PhD'16 (Byzantine history) University of Chicago
Late antiquity, Byzantium, and medieval Europe, especially the tenth–twelfth centuries; kinship and family, aristocracy, identity, slavery, intercultural contacts, and historical memory
I earned my PhD in history from the University of Chicago in June 2016. I received an AB in classics with a minor in German, from the University of North Dakota in 2008 and an AM in history from the University of Chicago in 2009. My dissertation, "Political Families in Byzantium: The Social and Cultural Significance of the Genos as Kin Group, circa 900–1150," explores the role and function of the Byzantine aristocratic family group, or genos, as a distinct social entity, particularly its political and cultural role. I seek to give an alternative narrative for the development of the aristocratic family by analyzing not only structural changes within kin groups, but also by tracing cultural shifts and alterations in the role of the family as an integral part of aristocratic identity, as well as changes in normative behaviors or idealized roles of individuals as a member of their genos.
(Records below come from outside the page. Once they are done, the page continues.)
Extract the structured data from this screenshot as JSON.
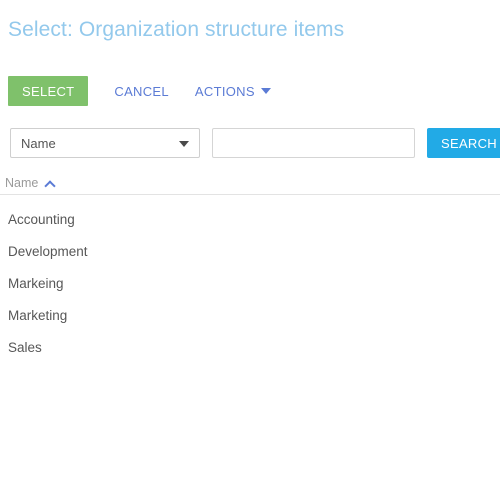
{
  "window": {
    "title": "Select: Organization structure items"
  },
  "toolbar": {
    "select_label": "SELECT",
    "cancel_label": "CANCEL",
    "actions_label": "ACTIONS",
    "actions_caret_icon": "caret-down-icon"
  },
  "search": {
    "field_selected": "Name",
    "field_caret_icon": "caret-down-icon",
    "query_value": "",
    "query_placeholder": "",
    "search_label": "SEARCH"
  },
  "table": {
    "columns": [
      {
        "label": "Name",
        "sort": "ascending",
        "sort_icon": "chevron-up-icon"
      }
    ],
    "rows": [
      {
        "name": "Accounting"
      },
      {
        "name": "Development"
      },
      {
        "name": "Markeing"
      },
      {
        "name": "Marketing"
      },
      {
        "name": "Sales"
      }
    ]
  },
  "colors": {
    "title": "#93c9ec",
    "select_button": "#7fc16b",
    "search_button": "#22aae6",
    "link": "#5b7bd5",
    "row_text": "#575757",
    "header_text": "#9a9a9a",
    "divider": "#e3e3e3"
  }
}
At the University of Chicago, I assisted Walter Kaegi as an editor of Byzantinische Zeitschrift and served as student coordinator of the Workshop on Late Antiquity and Byzantium. I was a teaching assistant for all sections of the Ancient Mediterranean World sequence (Greece, Rome, and Late Antiquity) and Prof. Kaegi's History of Strategy. I served as lecturer of Ancient Mediterranean World 3: Late Antiquity.
I have received grants to support my research at the Dumbarton Oaks Research Library in Washington, DC, the Research Center for Anatolian Civilizations in Istanbul, and the Institute of Historical Research in London. I also participated in the Dumbarton Oaks Summer Greek Program in 2010.